Het apparaat is eenvoudig te maken. Het bestaat voornamelijk uit een grafietdoek (de anode) die op de bodem van een container is geplaatst, bedekt met aarde en een stuk kippengaas (de kathode). Een geleidende draad verbindt de anode en de kathode om een circuit te creëren, met een LED aangesloten op het circuit.
Terwijl de microben het afval in de bodem opeten, produceren ze elektronen. Die elektronen willen naar een positievere lading stromen, dus reizen ze door het bacterienetwerk, van de anode van grafietdoek door de geleidende draad naar de kippengaaskathode.
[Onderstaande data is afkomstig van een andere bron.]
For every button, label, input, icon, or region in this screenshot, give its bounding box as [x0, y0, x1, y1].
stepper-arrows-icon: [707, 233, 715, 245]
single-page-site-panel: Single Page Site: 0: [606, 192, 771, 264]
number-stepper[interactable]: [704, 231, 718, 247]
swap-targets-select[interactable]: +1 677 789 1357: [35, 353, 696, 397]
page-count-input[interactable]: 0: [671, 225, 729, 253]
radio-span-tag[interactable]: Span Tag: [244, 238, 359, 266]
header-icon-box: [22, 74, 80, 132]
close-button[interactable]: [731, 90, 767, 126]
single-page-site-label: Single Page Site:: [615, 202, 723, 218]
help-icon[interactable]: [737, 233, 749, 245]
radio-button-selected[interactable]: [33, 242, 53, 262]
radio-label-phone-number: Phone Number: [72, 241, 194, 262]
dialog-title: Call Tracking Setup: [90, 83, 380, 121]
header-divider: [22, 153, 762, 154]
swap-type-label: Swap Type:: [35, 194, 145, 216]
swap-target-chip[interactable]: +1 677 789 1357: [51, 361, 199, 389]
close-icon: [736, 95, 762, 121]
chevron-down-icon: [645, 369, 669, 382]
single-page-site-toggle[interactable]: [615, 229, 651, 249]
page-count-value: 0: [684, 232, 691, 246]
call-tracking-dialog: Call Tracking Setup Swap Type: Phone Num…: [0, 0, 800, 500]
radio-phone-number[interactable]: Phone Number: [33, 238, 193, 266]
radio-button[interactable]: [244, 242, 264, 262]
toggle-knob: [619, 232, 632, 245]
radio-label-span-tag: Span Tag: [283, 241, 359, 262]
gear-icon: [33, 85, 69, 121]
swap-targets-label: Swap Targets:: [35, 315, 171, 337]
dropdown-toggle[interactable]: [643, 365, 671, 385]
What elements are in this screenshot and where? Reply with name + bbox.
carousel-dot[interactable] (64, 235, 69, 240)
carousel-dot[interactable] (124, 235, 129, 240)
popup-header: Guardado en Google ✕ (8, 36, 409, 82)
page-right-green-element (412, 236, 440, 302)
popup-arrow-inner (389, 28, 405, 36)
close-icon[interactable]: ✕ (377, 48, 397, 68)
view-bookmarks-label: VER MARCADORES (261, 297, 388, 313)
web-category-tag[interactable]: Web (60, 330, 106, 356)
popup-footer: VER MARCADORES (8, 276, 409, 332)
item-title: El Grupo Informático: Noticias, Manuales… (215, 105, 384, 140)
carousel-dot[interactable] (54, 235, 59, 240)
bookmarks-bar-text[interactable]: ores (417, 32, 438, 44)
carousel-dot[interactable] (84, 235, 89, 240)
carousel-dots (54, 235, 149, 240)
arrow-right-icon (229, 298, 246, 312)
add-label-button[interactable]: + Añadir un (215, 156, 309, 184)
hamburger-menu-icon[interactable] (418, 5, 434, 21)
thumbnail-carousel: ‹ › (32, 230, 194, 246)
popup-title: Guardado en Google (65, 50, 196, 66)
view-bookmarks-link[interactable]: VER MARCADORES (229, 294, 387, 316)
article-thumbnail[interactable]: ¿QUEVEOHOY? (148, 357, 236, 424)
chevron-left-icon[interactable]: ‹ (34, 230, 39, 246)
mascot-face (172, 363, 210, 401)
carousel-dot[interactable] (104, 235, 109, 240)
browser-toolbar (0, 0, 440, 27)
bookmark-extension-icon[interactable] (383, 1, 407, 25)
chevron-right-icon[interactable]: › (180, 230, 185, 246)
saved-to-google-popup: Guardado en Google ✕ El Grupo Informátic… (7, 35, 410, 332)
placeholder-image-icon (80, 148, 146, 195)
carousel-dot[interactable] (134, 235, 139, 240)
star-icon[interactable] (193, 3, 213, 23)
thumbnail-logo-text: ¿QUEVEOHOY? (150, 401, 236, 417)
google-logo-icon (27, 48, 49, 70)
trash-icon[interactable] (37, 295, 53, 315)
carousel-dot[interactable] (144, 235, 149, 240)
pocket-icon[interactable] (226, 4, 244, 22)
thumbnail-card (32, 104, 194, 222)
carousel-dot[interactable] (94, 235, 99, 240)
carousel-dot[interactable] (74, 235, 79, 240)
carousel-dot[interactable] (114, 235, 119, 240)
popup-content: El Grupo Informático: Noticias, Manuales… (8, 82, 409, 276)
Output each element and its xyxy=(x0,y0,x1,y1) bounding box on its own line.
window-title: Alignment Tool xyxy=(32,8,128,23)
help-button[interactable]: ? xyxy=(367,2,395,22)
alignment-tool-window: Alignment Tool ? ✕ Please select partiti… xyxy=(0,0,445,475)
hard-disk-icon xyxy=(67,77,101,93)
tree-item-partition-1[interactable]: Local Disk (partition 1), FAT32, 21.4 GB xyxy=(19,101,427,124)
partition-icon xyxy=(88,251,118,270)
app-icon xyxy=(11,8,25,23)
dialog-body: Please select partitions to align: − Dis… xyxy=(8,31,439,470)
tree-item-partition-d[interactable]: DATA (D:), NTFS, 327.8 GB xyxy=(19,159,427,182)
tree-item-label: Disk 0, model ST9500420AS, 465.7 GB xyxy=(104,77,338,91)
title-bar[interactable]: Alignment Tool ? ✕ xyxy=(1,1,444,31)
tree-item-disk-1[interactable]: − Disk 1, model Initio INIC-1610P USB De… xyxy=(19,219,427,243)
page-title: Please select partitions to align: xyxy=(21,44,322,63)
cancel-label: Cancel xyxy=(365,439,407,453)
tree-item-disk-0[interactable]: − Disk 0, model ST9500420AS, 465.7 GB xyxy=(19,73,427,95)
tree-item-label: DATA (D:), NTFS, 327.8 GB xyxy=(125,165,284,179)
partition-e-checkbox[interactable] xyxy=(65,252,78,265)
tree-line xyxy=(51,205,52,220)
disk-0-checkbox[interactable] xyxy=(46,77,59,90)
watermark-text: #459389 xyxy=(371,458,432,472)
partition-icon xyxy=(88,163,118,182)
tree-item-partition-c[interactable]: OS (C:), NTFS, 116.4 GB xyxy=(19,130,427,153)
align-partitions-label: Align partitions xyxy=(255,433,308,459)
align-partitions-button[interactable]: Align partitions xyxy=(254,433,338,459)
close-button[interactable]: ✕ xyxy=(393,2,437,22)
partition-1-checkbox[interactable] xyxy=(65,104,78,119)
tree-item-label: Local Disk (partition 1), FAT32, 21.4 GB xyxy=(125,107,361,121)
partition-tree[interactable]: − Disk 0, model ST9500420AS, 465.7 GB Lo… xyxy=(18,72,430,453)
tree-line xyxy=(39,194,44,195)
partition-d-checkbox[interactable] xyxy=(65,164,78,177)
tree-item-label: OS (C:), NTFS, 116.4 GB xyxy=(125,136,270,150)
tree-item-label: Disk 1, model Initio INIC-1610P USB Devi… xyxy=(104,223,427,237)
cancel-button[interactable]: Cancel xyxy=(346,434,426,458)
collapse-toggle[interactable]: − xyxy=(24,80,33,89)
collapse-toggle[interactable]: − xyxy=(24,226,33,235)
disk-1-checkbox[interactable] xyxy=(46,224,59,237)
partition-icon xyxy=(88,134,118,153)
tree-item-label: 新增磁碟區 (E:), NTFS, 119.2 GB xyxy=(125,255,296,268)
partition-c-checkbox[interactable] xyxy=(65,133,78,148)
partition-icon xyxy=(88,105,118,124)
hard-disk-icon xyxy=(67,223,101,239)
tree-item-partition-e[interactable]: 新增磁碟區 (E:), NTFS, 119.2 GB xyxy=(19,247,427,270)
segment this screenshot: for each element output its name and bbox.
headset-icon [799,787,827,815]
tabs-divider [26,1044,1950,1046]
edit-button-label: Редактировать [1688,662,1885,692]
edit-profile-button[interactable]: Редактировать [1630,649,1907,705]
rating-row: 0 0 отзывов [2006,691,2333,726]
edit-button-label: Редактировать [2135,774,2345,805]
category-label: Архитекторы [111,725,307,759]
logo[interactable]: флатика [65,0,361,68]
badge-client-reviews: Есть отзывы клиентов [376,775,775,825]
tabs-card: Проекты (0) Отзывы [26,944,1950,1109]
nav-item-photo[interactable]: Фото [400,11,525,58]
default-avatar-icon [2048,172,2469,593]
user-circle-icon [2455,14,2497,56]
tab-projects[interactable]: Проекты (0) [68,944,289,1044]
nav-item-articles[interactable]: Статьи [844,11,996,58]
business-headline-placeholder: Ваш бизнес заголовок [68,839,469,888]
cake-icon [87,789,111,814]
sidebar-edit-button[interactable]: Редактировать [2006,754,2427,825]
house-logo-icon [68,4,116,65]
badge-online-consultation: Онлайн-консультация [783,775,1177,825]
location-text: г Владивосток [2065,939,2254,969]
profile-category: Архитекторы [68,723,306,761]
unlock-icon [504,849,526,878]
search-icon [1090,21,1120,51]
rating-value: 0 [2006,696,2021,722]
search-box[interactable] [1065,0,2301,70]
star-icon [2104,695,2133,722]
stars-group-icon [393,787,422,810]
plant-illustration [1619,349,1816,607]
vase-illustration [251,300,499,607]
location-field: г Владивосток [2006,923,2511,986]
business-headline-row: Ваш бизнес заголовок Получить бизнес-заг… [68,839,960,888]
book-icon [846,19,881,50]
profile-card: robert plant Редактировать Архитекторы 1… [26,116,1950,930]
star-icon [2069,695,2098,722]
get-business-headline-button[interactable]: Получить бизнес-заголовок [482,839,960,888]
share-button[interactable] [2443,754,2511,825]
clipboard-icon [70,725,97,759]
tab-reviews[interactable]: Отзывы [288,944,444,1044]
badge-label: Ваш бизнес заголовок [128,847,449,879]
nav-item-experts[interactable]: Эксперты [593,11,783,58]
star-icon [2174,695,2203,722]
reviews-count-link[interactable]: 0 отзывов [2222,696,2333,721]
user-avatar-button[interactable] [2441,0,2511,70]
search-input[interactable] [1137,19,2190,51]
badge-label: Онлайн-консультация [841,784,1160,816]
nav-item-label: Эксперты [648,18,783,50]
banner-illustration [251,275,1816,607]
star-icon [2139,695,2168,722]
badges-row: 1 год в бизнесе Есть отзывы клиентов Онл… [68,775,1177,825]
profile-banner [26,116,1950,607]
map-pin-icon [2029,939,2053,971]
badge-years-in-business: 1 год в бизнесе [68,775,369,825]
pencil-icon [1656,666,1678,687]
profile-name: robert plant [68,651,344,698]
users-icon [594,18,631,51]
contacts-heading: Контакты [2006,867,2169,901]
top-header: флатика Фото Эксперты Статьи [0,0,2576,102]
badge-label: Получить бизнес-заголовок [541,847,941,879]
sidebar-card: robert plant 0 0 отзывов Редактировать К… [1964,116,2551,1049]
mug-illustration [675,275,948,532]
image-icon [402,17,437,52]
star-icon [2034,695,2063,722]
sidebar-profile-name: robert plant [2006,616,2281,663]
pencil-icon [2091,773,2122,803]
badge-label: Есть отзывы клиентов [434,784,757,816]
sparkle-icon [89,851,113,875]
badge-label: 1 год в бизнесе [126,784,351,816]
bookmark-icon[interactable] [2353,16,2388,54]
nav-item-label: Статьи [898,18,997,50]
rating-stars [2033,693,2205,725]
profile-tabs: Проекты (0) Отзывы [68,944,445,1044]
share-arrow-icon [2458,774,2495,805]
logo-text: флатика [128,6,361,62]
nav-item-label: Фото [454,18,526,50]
Terwijl deze stroom door het circuit vloeit, gaat een LED branden.
Lebone schat dat een brandstofcel van 10,7 vierkante voet (1 vierkante meter) 1 watt zou produceren, wat een mobiele telefoon zou kunnen opladen; 53,8 (5 vierkante meter) kan een lamp of een ventilator van stroom voorzien [bron:Grifantini].
In de ontwikkelde wereld zou een microbiële brandstofcel geen efficiënte energiebron zijn. Maar op het platteland van Afrika, waar geen stroombron is, kan dit soort opstelling een welkome afwisseling zijn van het lopen van enkele kilometers om een telefoon op te laden. Lebone introduceert momenteel de brandstofcel in verschillende Afrikaanse dorpen.
Bekijk de links op de volgende pagina voor meer informatie over aardbatterijen, microbiële brandstofcellen en gerelateerde onderwerpen.